For all that it sounds like a cross between the works of Charles Dickens and John Steinbeck, the reality isn’t quite so enticing.
Whether in Letters Before Action or Claims themselves, Claimants, be they litigants in person or those with legal representation, often resort to a degree of pedantry when detailing the damages they allege to have suffered. It’s the sort of nit-picking Dickens would have recognised from his days as a clerk at one of the Inns of Court.
Typically, this involves claiming for parts of cars that are relatively new. Satellite navigation, for example.

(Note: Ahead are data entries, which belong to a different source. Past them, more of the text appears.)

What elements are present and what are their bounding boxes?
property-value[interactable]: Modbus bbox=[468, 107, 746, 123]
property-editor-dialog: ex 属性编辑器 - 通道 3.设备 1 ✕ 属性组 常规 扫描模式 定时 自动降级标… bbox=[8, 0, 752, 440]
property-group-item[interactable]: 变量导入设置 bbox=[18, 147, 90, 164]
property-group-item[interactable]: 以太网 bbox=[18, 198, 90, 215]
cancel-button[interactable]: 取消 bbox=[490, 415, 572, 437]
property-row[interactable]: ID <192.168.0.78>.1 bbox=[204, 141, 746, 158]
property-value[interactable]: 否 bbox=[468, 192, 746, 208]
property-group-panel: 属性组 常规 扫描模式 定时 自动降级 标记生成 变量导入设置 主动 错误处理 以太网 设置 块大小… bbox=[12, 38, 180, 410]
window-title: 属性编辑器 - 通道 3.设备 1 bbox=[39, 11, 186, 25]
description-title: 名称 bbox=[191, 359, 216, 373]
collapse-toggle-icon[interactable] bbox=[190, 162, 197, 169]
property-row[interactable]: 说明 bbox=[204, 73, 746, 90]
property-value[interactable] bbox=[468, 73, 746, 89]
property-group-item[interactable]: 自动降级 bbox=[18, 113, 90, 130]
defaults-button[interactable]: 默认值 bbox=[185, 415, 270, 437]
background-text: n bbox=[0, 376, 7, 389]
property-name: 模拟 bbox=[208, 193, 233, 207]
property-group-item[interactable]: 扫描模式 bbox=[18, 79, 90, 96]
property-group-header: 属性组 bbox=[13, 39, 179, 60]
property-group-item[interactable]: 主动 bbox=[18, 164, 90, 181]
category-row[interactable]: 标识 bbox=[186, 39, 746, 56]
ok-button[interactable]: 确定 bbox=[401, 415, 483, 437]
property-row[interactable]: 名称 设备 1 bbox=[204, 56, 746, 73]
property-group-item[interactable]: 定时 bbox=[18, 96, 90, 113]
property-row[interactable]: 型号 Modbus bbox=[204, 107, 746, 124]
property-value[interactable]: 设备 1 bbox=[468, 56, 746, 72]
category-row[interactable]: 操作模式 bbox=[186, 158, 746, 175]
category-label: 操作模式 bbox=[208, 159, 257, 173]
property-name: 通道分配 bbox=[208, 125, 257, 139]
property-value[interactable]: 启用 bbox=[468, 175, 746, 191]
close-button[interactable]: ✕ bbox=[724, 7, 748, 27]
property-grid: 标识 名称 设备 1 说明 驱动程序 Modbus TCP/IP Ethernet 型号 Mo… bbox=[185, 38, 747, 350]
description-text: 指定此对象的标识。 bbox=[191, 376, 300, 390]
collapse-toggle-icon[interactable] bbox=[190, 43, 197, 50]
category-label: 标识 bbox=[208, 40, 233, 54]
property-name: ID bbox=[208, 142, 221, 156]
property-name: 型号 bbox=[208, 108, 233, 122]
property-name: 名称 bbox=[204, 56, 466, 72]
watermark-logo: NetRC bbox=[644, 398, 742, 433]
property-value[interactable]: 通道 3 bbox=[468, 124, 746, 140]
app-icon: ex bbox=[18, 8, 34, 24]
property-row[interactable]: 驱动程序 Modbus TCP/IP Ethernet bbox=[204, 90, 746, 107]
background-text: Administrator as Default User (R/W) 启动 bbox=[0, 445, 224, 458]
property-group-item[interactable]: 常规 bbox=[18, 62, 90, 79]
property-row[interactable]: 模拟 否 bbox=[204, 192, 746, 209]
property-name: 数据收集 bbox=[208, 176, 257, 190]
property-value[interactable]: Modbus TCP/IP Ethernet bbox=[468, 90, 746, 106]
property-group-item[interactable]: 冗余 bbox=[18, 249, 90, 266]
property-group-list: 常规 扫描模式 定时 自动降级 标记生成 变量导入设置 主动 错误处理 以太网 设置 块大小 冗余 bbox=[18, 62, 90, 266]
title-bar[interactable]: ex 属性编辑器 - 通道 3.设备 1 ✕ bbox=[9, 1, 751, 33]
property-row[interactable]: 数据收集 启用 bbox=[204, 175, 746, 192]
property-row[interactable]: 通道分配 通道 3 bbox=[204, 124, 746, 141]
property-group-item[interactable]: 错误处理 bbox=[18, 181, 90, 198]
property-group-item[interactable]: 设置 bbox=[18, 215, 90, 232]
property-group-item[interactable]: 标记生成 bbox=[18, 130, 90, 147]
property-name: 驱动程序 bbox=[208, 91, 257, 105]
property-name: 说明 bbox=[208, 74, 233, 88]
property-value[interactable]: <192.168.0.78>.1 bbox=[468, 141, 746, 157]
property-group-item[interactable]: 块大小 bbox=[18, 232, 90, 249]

One recent letter of claim suggested that being unable to use the onboard sat nav prevented the claimant from determining speed limits on the roads he was using. Much as you want to roll your eyes at such claims, they’re becoming embedded in the sediment of contemporary legal proceedings.
This raises the question: can a Claimant arguing that they can’t use their vehicle without satellite navigation be considered as failing to mitigate their loss? After all, if you’re my age or older, you’ll likely recall your parents, or your partner, angrily flicking through the A-Z, trying to remember whether it was the third or fourth left they were supposed to take after coming off the A666. Or, if you’re like me, you just drive around until you see a road sign for somewhere familiar and figure it out from there.

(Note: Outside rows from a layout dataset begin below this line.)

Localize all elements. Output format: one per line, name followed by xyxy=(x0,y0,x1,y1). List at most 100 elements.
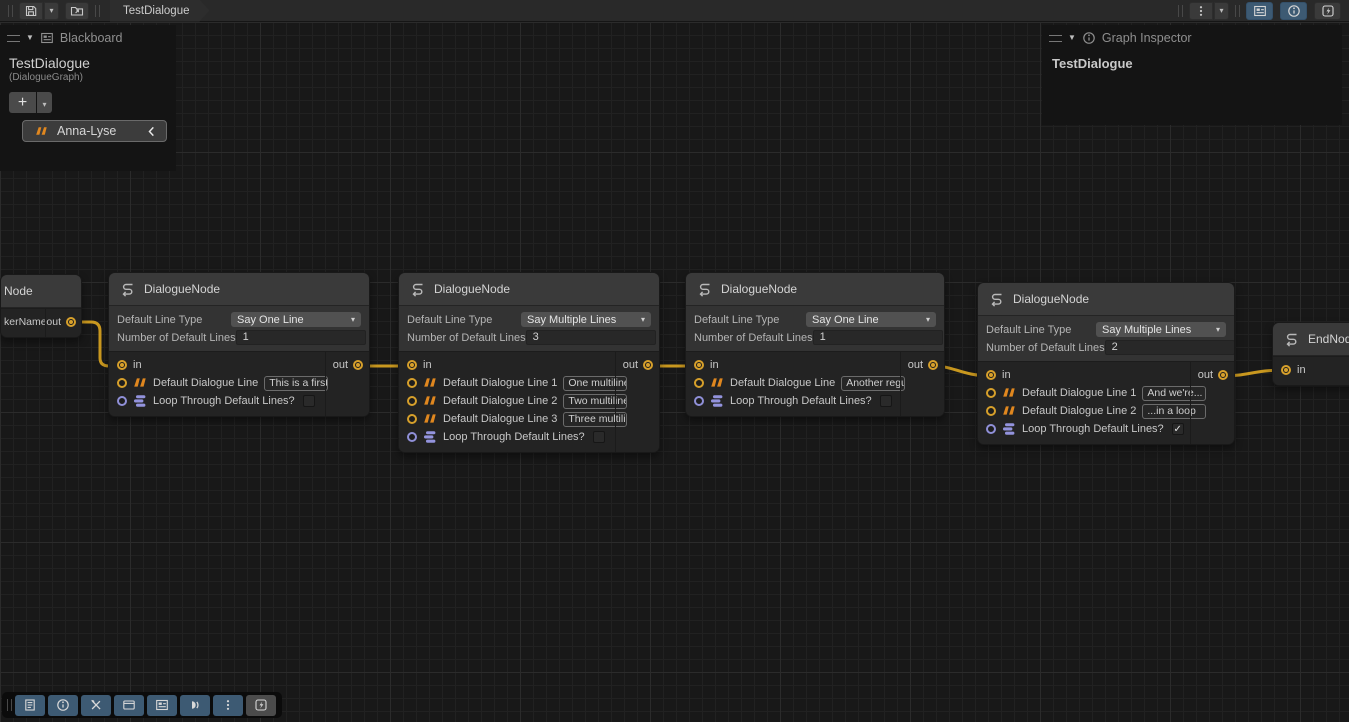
number-of-lines-input[interactable]: 1 xyxy=(236,330,366,345)
number-of-lines-input[interactable]: 2 xyxy=(1105,340,1235,355)
line-type-dropdown[interactable]: Say One Line▾ xyxy=(806,312,936,327)
loop-checkbox[interactable]: ✓ xyxy=(1172,423,1184,435)
loop-checkbox[interactable] xyxy=(880,395,892,407)
property-row: Default Line TypeSay One Line▾ xyxy=(117,312,361,327)
panel-toggle-spark-button[interactable] xyxy=(246,695,276,716)
add-variable-caret-button[interactable]: ▾ xyxy=(37,92,52,113)
panel-toggle-doc-button[interactable] xyxy=(15,695,45,716)
panel-toggle-window-button[interactable] xyxy=(114,695,144,716)
port-label: in xyxy=(1297,364,1306,376)
line-type-dropdown[interactable]: Say One Line▾ xyxy=(231,312,361,327)
loop-port[interactable] xyxy=(117,396,127,406)
exec-out-port[interactable] xyxy=(1218,370,1228,380)
chevron-left-icon[interactable] xyxy=(145,126,158,137)
dialogue-node[interactable]: DialogueNodeDefault Line TypeSay One Lin… xyxy=(108,272,370,417)
spark-icon xyxy=(1321,4,1335,18)
port-label: Default Dialogue Line 1 xyxy=(1022,387,1136,399)
toolbar-grip[interactable] xyxy=(95,5,100,17)
output-ports-column: out xyxy=(900,352,944,416)
exec-in-port[interactable] xyxy=(986,370,996,380)
loop-checkbox[interactable] xyxy=(303,395,315,407)
panel-toggle-tools-button[interactable] xyxy=(81,695,111,716)
folder-open-button[interactable] xyxy=(65,2,89,20)
add-variable-button[interactable]: + xyxy=(9,92,36,113)
inspector-collapse-caret-icon[interactable]: ▼ xyxy=(1068,34,1076,42)
panel-toggle-speaker-button[interactable] xyxy=(180,695,210,716)
info-icon xyxy=(1082,31,1096,45)
dialogue-line-port[interactable] xyxy=(986,406,996,416)
exec-in-port[interactable] xyxy=(694,360,704,370)
output-port-label: out xyxy=(908,359,923,371)
port-row: Loop Through Default Lines? xyxy=(109,392,325,410)
exec-in-port[interactable] xyxy=(407,360,417,370)
port-label: in xyxy=(423,359,432,371)
folder-open-button-group xyxy=(65,2,89,20)
loop-port[interactable] xyxy=(407,432,417,442)
port-row: Loop Through Default Lines? xyxy=(686,392,900,410)
graph-breadcrumb-tab[interactable]: TestDialogue xyxy=(110,0,209,22)
toolbar-grip[interactable] xyxy=(1235,5,1240,17)
blackboard-drag-handle-icon[interactable] xyxy=(7,35,20,42)
options-kebab-button[interactable] xyxy=(1189,2,1213,20)
toggle-spark-button[interactable] xyxy=(1314,2,1341,20)
save-button-group: ▾ xyxy=(19,2,59,20)
dialogue-line-field[interactable]: Another regu xyxy=(841,376,905,391)
port-row: Default Dialogue Line 2Two multiline xyxy=(399,392,615,410)
caret-down-icon: ▾ xyxy=(351,316,355,324)
loop-port[interactable] xyxy=(694,396,704,406)
dialogue-line-port[interactable] xyxy=(407,414,417,424)
node-ports-section: inDefault Dialogue Line 1One multilineDe… xyxy=(399,351,659,452)
dialogue-node[interactable]: DialogueNodeDefault Line TypeSay Multipl… xyxy=(398,272,660,453)
exec-in-port[interactable] xyxy=(117,360,127,370)
property-row: Default Line TypeSay Multiple Lines▾ xyxy=(986,322,1226,337)
property-label: Default Line Type xyxy=(694,314,806,326)
toggle-blackboard-button[interactable] xyxy=(1246,2,1273,20)
panel-toggle-blackboard-button[interactable] xyxy=(147,695,177,716)
exec-out-port[interactable] xyxy=(353,360,363,370)
toolbar-grip[interactable] xyxy=(1178,5,1183,17)
blackboard-collapse-caret-icon[interactable]: ▼ xyxy=(26,34,34,42)
save-caret-button[interactable]: ▾ xyxy=(44,2,59,20)
exec-out-port[interactable] xyxy=(643,360,653,370)
property-label: Number of Default Lines xyxy=(117,332,236,344)
dialogue-line-port[interactable] xyxy=(407,396,417,406)
number-of-lines-input[interactable]: 3 xyxy=(526,330,656,345)
dialogue-line-port[interactable] xyxy=(694,378,704,388)
line-type-dropdown[interactable]: Say Multiple Lines▾ xyxy=(521,312,651,327)
line-type-dropdown[interactable]: Say Multiple Lines▾ xyxy=(1096,322,1226,337)
dialogue-line-port[interactable] xyxy=(407,378,417,388)
dialogue-node[interactable]: DialogueNodeDefault Line TypeSay One Lin… xyxy=(685,272,945,417)
toolbar-right-group: ▾ xyxy=(1178,2,1341,20)
variable-pill-anna-lyse[interactable]: Anna-Lyse xyxy=(22,120,167,142)
property-label: Default Line Type xyxy=(986,324,1096,336)
caret-down-icon: ▾ xyxy=(49,7,53,15)
port-label: Loop Through Default Lines? xyxy=(1022,423,1164,435)
dialogue-node[interactable]: DialogueNodeDefault Line TypeSay Multipl… xyxy=(977,282,1235,445)
dialogue-line-port[interactable] xyxy=(986,388,996,398)
panel-toggle-kebab-button[interactable] xyxy=(213,695,243,716)
number-of-lines-input[interactable]: 1 xyxy=(813,330,943,345)
loop-port[interactable] xyxy=(986,424,996,434)
bottom-toolbar-grip[interactable] xyxy=(7,699,12,711)
inspector-drag-handle-icon[interactable] xyxy=(1049,35,1062,42)
end-node[interactable]: EndNodein xyxy=(1272,322,1349,386)
exec-out-port[interactable] xyxy=(928,360,938,370)
exec-out-port[interactable] xyxy=(66,317,76,327)
graph-canvas[interactable]: NodekerNameout DialogueNodeDefault Line T… xyxy=(0,22,1349,722)
loop-checkbox[interactable] xyxy=(593,431,605,443)
blackboard-panel: ▼ Blackboard TestDialogue (DialogueGraph… xyxy=(0,25,176,171)
variable-name: Anna-Lyse xyxy=(57,124,116,138)
dialogue-line-field[interactable]: This is a first xyxy=(264,376,328,391)
panel-toggle-info-button[interactable] xyxy=(48,695,78,716)
partial-node[interactable]: NodekerNameout xyxy=(0,274,82,338)
toggle-info-button[interactable] xyxy=(1280,2,1307,20)
node-ports-section: in xyxy=(1273,356,1349,385)
port-label: Default Dialogue Line 1 xyxy=(443,377,557,389)
options-kebab-caret-button[interactable]: ▾ xyxy=(1214,2,1229,20)
dialogue-line-port[interactable] xyxy=(117,378,127,388)
property-label: Default Line Type xyxy=(407,314,521,326)
save-button[interactable] xyxy=(19,2,43,20)
toolbar-grip[interactable] xyxy=(8,5,13,17)
exec-in-port[interactable] xyxy=(1281,365,1291,375)
output-port-label: out xyxy=(46,316,61,328)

But in the eyes of the Court, your level of driving experience makes no difference. Even a learner driver, like Ms Weston back in 1965 (see Nettleship v Weston), is expected to show the same standard of care and skill as someone who’s been driving for 10 or 20 years. That could mean the Court views reliance on sat navs as a sign of failing to meet that standard. Or, just as likely, it might see sat navs as being as integral to a functioning car as the engine, clutch, or brakes.
Further, Claimants increasingly plead ignorance when it comes to vehicle maintenance. Some argue that a dealer or garage failing to mention even minor issues constitutes misrepresentation. Others assume the moral high ground and rely on the Consumer Rights Act, claiming that a fault must have been present at the time of sale, even if it arose more than a year later. (The CRA generally talks about a six-month presumption, though it allows for counter-arguments that the goods conformed to the contract at the time of sale.)
All of which suggests a legal environment that’s becoming more fraught for anyone in business. Thankfully, Lawgistics is here to help, and we’ll be sure to approach such claims with a healthy dose of scepticism, and perhaps a little pedantry of our own, when coming to your aid.